# Tub Shower Valve for shower only...



## Repairman615 (Jan 10, 2011)

Hello Pros,

I am renovating a bathroom from 1/2 bath to bath with stand up shower.

Usually with a tub / shower valve in a shower only situation, I cap off the tub port. 

An idea has struck me to use the tub port to come up and tee into the shower riser pipe. Or, to use the tub and cap the shower. 
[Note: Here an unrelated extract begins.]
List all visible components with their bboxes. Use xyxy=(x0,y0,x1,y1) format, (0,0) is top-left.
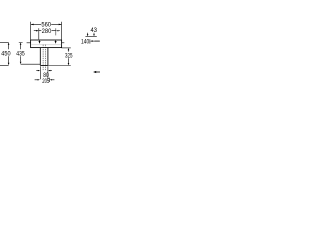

My Logic: I am thinking more water would flow through the visible bigger hole in the valve.

Am I nuts? :blink:

Regards,
Jeff


----------



## Tech Dawg (Dec 13, 2010)

Possibly:laughing:
Doing something like that may cause an imbalance in the way the valve is designed to work but Mikes Plumbing should be able to get you an exact response...


----------



## rex (Jul 2, 2007)

dont waste your time....


----------



## KillerToiletSpider (May 27, 2007)

If you are using a valve with a built in diverter it will only discharge water from one of the ports or the other, but not both.


----------



## dsconstructs (Jul 20, 2010)

Considering the shower heads restricted flow.....water conservation, I don't believe you'll gain anything but making extra work for yourself.


----------



## Repairman615 (Jan 10, 2011)

Thanks guys.

I will go the normal route.

Sometimes I am nuts!!:laughing:

Thanks,

Jeff


----------



## Mike's Plumbing (Jul 19, 2010)

The government restricts flow...........so yeah, your nuts.:laughing:


----------